If you are a nature lover, a sports fanatic or if you are passionate about technology you probably have 100 or may be a thousand stunning images of the things you love stored onto your phone memory. You decide to set one of those photos as your phone wallpaper, so that you can have a glimpse of it every time you unlock your phone.
But, hey! The photo isn’t fitting right. It’s huge and probably it doesn’t show up exactly the way you want it to be. This leaves you with 2 options – 1) set no wallpaper or 2) create one all by yourself. Of course, the first option definitely isn’t making you excited. So, why not create a wallpaper of the person/thing you love based on your personal requirements?
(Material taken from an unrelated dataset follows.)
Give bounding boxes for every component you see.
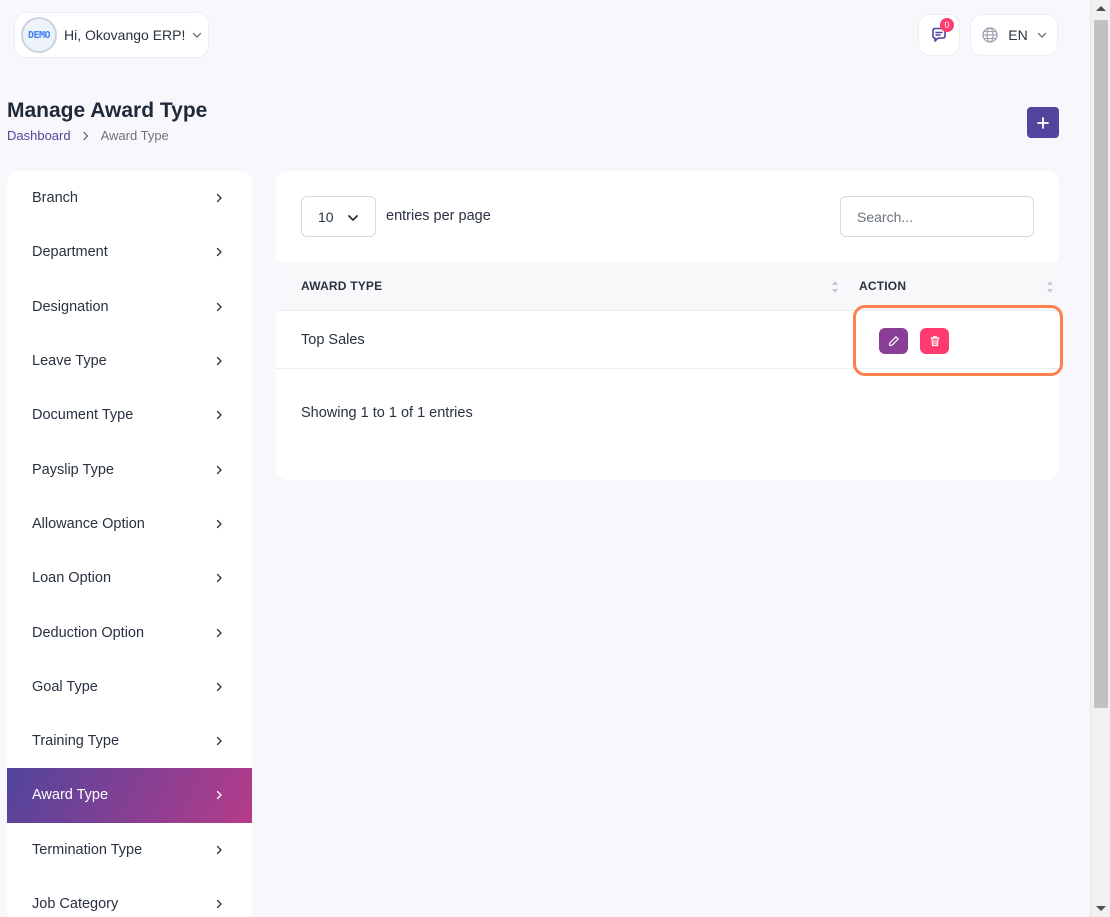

All you need is a good image editor. You might already have one. However, in case you don’t, you can easily find one online. GIMP is presently one of the most popular open source photo editing tools around. You may also want to check out Photoscape and Seashore. If you don’t want to install a new software application onto your system for some reason, go for Pixlr, a web-based photo editing tool.
Now, it’s time to understand how Android wallpapers actually work. Look closely and you’ll realize that the image is not a static one, as the background moves slightly when swiped. Before you get started, it is important to know the screen resolution of your phone. In this example, we’ll use a resolution of 540 x 960 pixels. Note that the width of the wallpaper should be twice the width of the screen resolution to be able to achieve the sliding effect. The height remains the same. So, the final image you get is 1080 x 960 pixels.
It’s now time to set up a template. Create a new image with a resolution of 540 x 960 pixels. You can use the guides for proper alignment. Free tools usually do not have guides. Now edit the canvas size to double the width. Note that the home screen will display everything that’s inside the guides.
You can now place a photo of your choice onto the image. You can also add in some text. But, make sure the main subject in rightly fitted inside the guides, or else a part of the photo may not be visible when you unlock.
Once all the elements are in place, you can then save the final image in the .jpg format and copy it onto your device. Don’t forget to save the open files for further editing if needed. Note that the crop box will be visible even when you have set the wallpaper. Simply maximize it and it will perfectly surround the image.
There are chances you might see a slight misplacement of the image in the wallpaper. In such cases, you can always go back to the open files and make the necessary changes.
There you go. You now have brand new wallpaper set on your android device. And guess what, you made it all by yourself.